Durante 3 horas, uma mineira do interior caminha e conversa com os “espartanos” que enfrentam a superlotação de trens e metrôs em horários de pico na capital paulista. Um mar de gente e outras impressões em pleno centro de São Paulo

Por: Ana Lis Soares

A proposta era dar meu ponto de vista como mulher e usuária do metrô e trem em São Paulo. Afinal, várias de nós são, no mínimo, perturbadas por provocações machistas em vagões lotados, após um dia inteiro de trabalho e cansaço. A faxineira que trabalha na minha casa, Meire Salles foi segurança na estação da CPTM em Santo Amaro por seis anos e ela afirma: há diversos casos diários de mulheres abusadas, “encoxadas” ou, mesmo, perseguidas em suas viagens.

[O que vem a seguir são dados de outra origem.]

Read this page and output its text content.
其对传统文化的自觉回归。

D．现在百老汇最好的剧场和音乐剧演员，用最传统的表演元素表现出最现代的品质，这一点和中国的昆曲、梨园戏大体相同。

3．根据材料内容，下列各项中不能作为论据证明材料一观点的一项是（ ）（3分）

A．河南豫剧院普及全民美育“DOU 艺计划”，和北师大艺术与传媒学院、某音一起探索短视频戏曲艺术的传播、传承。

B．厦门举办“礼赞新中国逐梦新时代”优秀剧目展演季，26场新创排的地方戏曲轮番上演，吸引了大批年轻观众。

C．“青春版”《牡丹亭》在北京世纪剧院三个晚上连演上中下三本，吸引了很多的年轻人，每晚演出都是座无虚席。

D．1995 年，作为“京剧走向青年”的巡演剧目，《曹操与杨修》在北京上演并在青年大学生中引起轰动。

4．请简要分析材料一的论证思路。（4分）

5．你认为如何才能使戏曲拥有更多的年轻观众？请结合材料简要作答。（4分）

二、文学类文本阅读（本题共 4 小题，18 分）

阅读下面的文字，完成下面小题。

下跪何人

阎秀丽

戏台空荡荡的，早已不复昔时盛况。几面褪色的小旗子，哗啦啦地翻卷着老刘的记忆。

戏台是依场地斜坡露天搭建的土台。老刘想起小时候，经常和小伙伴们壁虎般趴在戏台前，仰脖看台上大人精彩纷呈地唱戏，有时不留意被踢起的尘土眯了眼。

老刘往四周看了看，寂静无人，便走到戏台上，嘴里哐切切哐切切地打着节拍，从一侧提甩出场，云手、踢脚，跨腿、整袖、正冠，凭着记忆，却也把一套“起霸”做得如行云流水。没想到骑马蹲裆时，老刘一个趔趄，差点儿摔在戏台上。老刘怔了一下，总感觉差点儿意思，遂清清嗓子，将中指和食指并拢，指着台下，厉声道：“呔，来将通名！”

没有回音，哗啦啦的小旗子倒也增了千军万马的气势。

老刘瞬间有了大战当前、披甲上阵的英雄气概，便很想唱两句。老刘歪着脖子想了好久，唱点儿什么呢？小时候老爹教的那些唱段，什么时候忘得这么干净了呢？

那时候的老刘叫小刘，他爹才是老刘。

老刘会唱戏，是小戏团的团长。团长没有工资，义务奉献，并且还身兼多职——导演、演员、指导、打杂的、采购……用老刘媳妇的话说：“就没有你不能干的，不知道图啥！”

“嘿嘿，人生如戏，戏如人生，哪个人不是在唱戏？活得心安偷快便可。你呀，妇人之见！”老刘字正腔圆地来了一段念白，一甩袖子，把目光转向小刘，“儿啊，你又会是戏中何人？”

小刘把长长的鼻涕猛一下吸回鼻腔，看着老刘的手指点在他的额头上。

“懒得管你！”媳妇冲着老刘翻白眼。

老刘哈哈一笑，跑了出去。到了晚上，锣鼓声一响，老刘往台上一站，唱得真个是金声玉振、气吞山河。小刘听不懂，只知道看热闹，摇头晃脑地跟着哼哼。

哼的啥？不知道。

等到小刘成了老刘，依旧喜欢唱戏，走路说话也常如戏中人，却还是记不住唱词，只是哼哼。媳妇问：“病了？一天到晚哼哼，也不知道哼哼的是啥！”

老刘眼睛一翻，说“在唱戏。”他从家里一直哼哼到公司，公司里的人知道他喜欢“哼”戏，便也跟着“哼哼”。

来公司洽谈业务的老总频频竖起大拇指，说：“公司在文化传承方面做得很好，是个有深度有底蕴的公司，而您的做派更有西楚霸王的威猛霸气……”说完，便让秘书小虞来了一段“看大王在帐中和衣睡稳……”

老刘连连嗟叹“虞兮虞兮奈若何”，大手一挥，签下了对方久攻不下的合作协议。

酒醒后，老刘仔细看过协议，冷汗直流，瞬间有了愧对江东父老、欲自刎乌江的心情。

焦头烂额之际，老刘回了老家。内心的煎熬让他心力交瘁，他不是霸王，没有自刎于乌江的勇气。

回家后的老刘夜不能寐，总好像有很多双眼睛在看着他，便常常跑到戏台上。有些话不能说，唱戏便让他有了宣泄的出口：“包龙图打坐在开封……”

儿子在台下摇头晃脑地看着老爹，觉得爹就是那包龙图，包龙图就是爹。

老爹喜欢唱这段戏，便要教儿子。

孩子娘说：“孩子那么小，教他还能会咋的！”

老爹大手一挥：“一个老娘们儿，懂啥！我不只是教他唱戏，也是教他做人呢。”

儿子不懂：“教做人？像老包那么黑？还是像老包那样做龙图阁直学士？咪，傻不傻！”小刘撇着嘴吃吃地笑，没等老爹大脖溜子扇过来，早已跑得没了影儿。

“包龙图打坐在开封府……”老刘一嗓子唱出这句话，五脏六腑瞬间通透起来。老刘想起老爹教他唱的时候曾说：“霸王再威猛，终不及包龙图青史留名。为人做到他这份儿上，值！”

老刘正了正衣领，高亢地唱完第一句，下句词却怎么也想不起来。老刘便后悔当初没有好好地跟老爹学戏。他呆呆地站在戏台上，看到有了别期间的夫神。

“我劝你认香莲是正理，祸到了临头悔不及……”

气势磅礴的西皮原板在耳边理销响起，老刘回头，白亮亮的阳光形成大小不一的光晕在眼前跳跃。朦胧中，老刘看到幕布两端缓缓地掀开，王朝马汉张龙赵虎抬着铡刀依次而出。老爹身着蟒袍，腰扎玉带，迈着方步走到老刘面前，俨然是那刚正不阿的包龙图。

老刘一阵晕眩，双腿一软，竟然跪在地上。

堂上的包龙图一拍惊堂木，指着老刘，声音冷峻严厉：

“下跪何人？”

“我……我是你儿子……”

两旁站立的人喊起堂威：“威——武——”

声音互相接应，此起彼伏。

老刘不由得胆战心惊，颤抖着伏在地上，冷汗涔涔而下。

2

– Ish, Ana, tem muita história. Uma vez, uma moça chegou até nós com as calças molhadas. O homem gozou na perna dela dentro do trem, acredita?, conta Meire, indignada (claro).

Por causa de tais “homens” – e coloco aspas, pois isso é animal e não humano -, muitas de nós se sentem acuadas, com medo e em risco por, simplesmente, querermos garantir nosso direito de ir e vir. Eu mesma, certa vez, fui perseguida por um jovem careca no trem, que fez questão de se posicionar do meu lado no vagão (que não estava cheio) e me dizia coisas como “seus olhos são lindos”, “me adiciona no Facebook” – daí para pior, mas não vale a pena o adendo. Ele ficou ao meu lado e se sentiu no direito de me tocar por diversas vezes. “Não, amigo, eu não quero e não mereço ser tocada por gente como você. Alguém me ajude?”, pensava, mas nada aconteceu.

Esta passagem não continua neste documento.